"Patients" de Grand Corps Malade : pourquoi vous allez adorer ce film

COUP DE CŒUR - Dans "Patients", son premier galop d'essai au cinéma, le slameur Grand Corps Malade raconte avec humilité et humour l'année de rééducation qui a suivi l'accident dont il est sorti tétraplégique, à 20 ans. Une réussite totale, en salles ce mercredi.

Patients, que Grand Corps Malade a coréalisé avec Medhi Idir (réalisateur de ses clips), est une adaptation du livre que le slameur a publié en 2012 et dans lequel il racontait son combat pour retrouver l’usage de ses bras et de ses jambes. 

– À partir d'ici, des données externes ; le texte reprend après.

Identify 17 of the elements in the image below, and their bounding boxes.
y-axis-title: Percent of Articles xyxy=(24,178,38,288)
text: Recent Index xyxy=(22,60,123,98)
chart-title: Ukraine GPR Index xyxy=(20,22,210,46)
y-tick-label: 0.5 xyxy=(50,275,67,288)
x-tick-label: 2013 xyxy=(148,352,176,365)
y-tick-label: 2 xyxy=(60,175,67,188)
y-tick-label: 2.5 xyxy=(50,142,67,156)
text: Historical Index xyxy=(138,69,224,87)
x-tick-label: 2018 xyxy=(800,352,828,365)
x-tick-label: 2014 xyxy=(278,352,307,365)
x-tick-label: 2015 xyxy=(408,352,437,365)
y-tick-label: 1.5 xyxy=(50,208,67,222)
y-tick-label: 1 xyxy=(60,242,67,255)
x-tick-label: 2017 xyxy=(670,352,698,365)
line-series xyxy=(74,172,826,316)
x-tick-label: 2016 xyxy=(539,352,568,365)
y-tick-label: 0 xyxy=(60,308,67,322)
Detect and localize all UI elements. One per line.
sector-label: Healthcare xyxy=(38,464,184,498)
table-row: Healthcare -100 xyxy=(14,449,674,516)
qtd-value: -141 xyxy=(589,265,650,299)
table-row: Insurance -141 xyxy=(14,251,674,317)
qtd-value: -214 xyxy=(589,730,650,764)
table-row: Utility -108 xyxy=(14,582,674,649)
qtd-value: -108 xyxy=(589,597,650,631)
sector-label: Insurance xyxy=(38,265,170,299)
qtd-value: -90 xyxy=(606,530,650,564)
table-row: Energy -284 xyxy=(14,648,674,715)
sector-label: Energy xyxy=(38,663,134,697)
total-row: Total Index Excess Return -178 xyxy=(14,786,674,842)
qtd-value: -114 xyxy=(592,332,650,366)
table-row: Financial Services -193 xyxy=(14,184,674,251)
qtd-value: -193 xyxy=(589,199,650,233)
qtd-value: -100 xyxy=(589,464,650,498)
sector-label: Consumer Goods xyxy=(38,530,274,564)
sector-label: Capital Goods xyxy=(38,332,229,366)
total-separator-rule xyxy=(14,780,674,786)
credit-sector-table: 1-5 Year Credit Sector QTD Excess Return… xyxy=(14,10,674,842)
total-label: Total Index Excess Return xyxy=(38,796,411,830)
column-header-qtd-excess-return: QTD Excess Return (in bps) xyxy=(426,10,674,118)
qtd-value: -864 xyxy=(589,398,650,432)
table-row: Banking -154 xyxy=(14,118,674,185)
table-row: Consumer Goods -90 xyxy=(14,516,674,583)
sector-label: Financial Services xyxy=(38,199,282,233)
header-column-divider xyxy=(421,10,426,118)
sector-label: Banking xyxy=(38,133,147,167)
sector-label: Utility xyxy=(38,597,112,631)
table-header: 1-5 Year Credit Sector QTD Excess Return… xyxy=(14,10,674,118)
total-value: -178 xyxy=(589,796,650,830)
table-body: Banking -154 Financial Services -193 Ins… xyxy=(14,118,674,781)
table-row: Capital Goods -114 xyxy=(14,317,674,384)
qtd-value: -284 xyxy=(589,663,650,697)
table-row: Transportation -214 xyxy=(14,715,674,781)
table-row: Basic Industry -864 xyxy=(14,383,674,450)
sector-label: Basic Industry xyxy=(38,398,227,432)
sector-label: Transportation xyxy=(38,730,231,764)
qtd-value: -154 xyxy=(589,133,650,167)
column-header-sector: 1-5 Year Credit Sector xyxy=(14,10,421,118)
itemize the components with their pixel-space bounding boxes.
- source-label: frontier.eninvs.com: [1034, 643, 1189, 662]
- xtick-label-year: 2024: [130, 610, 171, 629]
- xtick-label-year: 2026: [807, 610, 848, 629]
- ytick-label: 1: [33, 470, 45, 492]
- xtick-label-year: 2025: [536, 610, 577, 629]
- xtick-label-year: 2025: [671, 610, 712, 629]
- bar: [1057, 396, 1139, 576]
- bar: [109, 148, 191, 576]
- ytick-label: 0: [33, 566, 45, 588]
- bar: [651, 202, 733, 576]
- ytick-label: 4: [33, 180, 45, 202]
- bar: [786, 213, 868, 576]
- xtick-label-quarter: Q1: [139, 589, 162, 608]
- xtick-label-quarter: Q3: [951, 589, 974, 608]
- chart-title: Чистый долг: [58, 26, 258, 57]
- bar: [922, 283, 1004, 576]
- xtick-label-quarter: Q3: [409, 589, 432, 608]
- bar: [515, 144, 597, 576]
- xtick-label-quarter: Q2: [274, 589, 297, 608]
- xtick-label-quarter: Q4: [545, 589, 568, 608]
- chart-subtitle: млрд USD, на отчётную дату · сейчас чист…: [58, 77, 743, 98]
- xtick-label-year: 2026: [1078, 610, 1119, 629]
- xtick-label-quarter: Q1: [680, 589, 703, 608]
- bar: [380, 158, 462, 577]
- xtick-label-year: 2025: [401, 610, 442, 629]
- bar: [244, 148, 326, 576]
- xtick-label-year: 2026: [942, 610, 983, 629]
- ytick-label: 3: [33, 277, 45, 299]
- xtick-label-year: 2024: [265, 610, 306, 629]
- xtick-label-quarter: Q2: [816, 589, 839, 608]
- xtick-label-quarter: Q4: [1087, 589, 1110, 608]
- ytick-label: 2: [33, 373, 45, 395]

Que l'on connaisse ou non sa musique, peu importe : ce premier long métrage vaut mieux que tous les préjugés que vous pourriez formuler à son endroit (grosso modo "un film uniquement réservé aux fans de Grand Corps Malade et de slam"). Et pour une surprise, c’est une vraie bonne surprise. 

De quoi ça parle ?

Benjamin, un jeune étudiant en Staps (sciences et techniques des activités physiques et sportives) arrive dans un centre de rééducation, paralysé après un mauvais plongeon dans une piscine. Ses nouveaux amis sont tétras, paras, traumas crâniens…. Bref, tout l'éventail du handicap. 


Aussi, que faire quand on est coincé dans un pareil lieu, qu’on ne connaît personne et qu’on a envie d’éteindre la lumière du jour ? Eh bien, on fait ce qu’on peut… On mate la télévision… On écoute en boucle les mêmes morceaux… On subit les mêmes rituels tannants… Et, surtout, on fait des rencontres. On se fait des potes et, peut-être, on s’autorise à aimer même lorsque tout semble foutu. Ou pas. Patients ne raconte que ça : la patience des patients. Car, par la patience, au contact des autres, on guérit. 

En vidéo

Interview : à l'occasion de la sortie de son film "Patients", Grand Corps Malade est l'invité du 20h

Pourquoi ça marche ?

Parce que GCM (Fabien Marsaud de son vrai nom) échappe à l’écueil a fortiori rédhibitoire de l’autobio complaisante et que, de la première à la dernière minute, tout sonne juste. 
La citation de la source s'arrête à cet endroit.